Research based on clinically validated data has confirmed that thrombosis with thrombocytopenia syndrome (TTS) may be induced by COVID-19 vaccination, but that the risks are lower than from SARS-CoV-2 infection.

Data from a UK analysis showed an increased risk of TTS, or vaccine induced thrombocytopenia (VITT), after vaccination, particularly with AstraZeneca’s ChAdOx1, in younger adults, and within 4-27 days after dosing.

While several studies to date have demonstrated increased risks of TTS following the ChAdOx1 vaccination, the data has often been incomplete or at risk of misclassification bias, largely because of inaccuracies in the diagnostic coding of hospital discharge records.

To address this, researchers at the UK Health Security Agency undertook a clinical audit of hospital radiology reports and clinical case notes across four hospital sites in England, to assess the risk of TTS following COVID-19 vaccination with a more accurate dataset.

According to the paper, published in the journal rpth, “case ascertainment was performed manually by clinical haematologists uninformed of vaccination status via a retrospective clinical review of hospital EHR systems”.

The researchers included data on all adults with an acute thrombotic event (venous or arterial thromboembolism) linked with a new-onset thrombocytopenia between January 1 and March 31, 2021. Importantly, platelet counts were gathered for all thrombotic events to ensure accurate identification of TTS.

Cases that were excluded included those with a symptom onset outside of the study timeframe, those identified by the clinician as not having thrombocytopenia at presentation or within 5 days of hospital admission for the thrombotic event, and those with missing NHS numbers.
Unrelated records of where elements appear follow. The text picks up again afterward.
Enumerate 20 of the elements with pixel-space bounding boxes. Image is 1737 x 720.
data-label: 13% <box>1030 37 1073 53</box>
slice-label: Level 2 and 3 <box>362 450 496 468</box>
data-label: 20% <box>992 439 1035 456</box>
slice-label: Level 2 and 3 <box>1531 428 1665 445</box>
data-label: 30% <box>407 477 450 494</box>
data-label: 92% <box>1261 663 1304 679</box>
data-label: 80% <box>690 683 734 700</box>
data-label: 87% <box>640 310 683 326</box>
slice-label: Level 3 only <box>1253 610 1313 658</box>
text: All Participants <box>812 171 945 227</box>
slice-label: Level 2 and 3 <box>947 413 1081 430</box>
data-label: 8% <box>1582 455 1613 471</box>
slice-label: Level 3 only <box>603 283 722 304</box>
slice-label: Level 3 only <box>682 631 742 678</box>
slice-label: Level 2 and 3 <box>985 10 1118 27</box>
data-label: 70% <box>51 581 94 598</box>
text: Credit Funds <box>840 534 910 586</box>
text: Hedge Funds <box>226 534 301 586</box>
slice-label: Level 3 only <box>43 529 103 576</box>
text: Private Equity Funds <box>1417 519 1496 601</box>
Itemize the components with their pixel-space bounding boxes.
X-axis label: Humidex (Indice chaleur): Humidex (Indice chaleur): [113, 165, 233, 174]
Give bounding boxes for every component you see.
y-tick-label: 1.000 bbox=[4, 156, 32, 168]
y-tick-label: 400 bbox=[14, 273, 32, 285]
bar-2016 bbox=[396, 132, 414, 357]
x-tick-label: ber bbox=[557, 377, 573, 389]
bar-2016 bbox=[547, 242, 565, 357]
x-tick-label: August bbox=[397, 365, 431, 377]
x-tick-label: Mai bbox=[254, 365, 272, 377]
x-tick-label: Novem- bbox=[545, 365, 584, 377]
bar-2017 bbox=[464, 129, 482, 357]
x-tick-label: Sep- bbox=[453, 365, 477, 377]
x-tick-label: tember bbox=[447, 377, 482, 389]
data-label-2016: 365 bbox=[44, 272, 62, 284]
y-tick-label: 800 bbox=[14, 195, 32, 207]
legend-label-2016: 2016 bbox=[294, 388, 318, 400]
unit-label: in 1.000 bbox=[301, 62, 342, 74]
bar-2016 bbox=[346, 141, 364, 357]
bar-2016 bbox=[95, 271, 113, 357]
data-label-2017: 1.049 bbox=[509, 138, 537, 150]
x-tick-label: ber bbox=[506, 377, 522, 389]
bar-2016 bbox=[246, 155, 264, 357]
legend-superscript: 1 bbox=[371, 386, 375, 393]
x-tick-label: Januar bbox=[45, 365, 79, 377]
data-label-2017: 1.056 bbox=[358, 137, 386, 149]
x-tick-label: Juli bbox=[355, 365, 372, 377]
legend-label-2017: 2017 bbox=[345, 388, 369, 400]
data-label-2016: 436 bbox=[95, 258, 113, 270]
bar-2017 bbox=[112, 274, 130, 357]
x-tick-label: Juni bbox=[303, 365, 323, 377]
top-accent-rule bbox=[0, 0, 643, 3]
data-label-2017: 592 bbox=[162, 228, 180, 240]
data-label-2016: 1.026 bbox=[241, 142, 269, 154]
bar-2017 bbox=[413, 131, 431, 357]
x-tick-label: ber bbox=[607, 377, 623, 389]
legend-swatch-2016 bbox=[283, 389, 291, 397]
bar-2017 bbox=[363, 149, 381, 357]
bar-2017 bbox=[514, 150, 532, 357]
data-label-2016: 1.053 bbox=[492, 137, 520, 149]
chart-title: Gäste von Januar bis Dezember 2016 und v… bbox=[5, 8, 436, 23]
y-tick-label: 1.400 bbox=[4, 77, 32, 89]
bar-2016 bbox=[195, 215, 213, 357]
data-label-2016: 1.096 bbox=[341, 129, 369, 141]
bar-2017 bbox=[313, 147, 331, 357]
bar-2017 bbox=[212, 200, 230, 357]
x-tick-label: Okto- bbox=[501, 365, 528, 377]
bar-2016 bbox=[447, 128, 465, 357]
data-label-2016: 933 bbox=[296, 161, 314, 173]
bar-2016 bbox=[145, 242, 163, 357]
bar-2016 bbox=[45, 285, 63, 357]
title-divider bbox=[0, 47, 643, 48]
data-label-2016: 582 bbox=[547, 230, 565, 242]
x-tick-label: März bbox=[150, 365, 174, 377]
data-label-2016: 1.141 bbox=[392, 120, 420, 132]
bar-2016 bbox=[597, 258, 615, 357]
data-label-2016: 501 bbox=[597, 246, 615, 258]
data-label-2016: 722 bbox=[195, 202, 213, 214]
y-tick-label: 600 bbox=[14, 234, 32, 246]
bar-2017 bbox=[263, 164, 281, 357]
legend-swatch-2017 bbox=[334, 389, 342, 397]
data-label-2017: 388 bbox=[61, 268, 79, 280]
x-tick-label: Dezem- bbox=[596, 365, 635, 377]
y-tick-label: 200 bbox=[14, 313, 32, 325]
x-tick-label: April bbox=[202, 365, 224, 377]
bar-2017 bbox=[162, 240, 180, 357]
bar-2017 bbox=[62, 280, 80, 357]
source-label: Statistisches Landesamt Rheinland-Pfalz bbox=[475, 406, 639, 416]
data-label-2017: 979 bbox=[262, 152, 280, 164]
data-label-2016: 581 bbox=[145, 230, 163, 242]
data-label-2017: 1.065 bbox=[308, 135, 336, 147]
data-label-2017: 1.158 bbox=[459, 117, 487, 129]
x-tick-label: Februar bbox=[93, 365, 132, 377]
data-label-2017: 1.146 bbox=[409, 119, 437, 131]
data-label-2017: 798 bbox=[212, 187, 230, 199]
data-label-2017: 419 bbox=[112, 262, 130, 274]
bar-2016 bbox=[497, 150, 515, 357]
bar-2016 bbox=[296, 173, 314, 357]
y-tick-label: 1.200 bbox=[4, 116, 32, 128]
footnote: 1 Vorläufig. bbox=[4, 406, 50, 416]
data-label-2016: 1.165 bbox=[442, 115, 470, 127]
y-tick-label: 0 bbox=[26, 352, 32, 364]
The final cohort was comprised of 170 individuals (61.4% aged over 65 years old) who had been admitted to hospital for a TTS event with symptom onset or hospitalisation between January 1 and March 31, 2021.

According to the data, 58.2% were not vaccinated at the time of symptom onset, 40% had received a first dose, and 1.8% a second dose. Of those vaccinated, 45% had received BNT162b2 and 54.9% ChAdOx1.

In total, 17 TTS cases occurred 4 -13 days post vaccination with any COVID-19 vaccine, 13 occurred 14-27 days after vaccination, and 14 occurred 28-41 days after vaccination. However, of these, a larger proportion of cases followed vaccination with ChAdOx1 (64.7% 4-13 days after vaccination; 76.9% 14-27 days after; and 57.1% 28-41 days after).

The researchers said they observed non-significant increased risks of TTS in the 4-13 day period post COVID-19 vaccination (relative incidence [RI] 1.65) and in the larger 4-27 day post-exposure period (RI 1.21).

A small and nonsignificant increased risk of TTS was seen following BNT162b2, but only in the 4-13 day period after vaccination (RI 1.46), “and there was an opposite direction of effect (decreased RI of TTS) for all other periods included in the analysis,” they noted.

In contrast, all exposure windows studied for post ChAdOx1 vaccination had RI point estimates above 1, ranging from 1.08 in the 4- to 27-day period, to 1.83 in the 4- to 13-day period), the authors said.

However, greater increased risks of TTS (5.67, 4-27 days post exposure) were observed following ChAdOx1 vaccination in the youngest age group (18- to 39-year-olds), none of whom had received BNT162b2.

Also of note, the data showed that the risk of TTS from infection was SARS-CoV-2 was even higher across all age groups; an almost 5-fold increase in TTS risk was recorded in the 4-27 days after a positive test (RI 4.36), and this was even higher (RI 5.61) in the smaller 4-13 day post exposure window.

While there were key limitations to the study, such as a lack of power, it was the first to use clinician-validated data to assess the potential association between TTS and COVID-19, and its findings “broadly echo those from similar studies” in showing evidence of an increased risk 4-27 days post vaccination, particular with ChAdOx1.

“Our findings suggest that in younger people, an alternative vaccine may be preferable and short-term monitoring of symptoms 4 to 27 days after vaccination are necessary,” they concluded.

Dr Christina Atchison, a Principal Clinical Academic Fellow at Imperial College London and one of the paper’s authors, told the limbic that while the findings won’t have any direct impact on UK practice, “they support the UK Joint Committee on Vaccination and Immunisation (JCVI) advice to the UK Government to offer an alternative vaccine to AZ in unvaccinated adults under 40”.

It remains unknown why younger adults are particularly at risk from the condition post vaccination she added, and, as such, noted that predisposing factors and biological markers of susceptibility will be the next research priorities for TTS, as well as potential new treatments.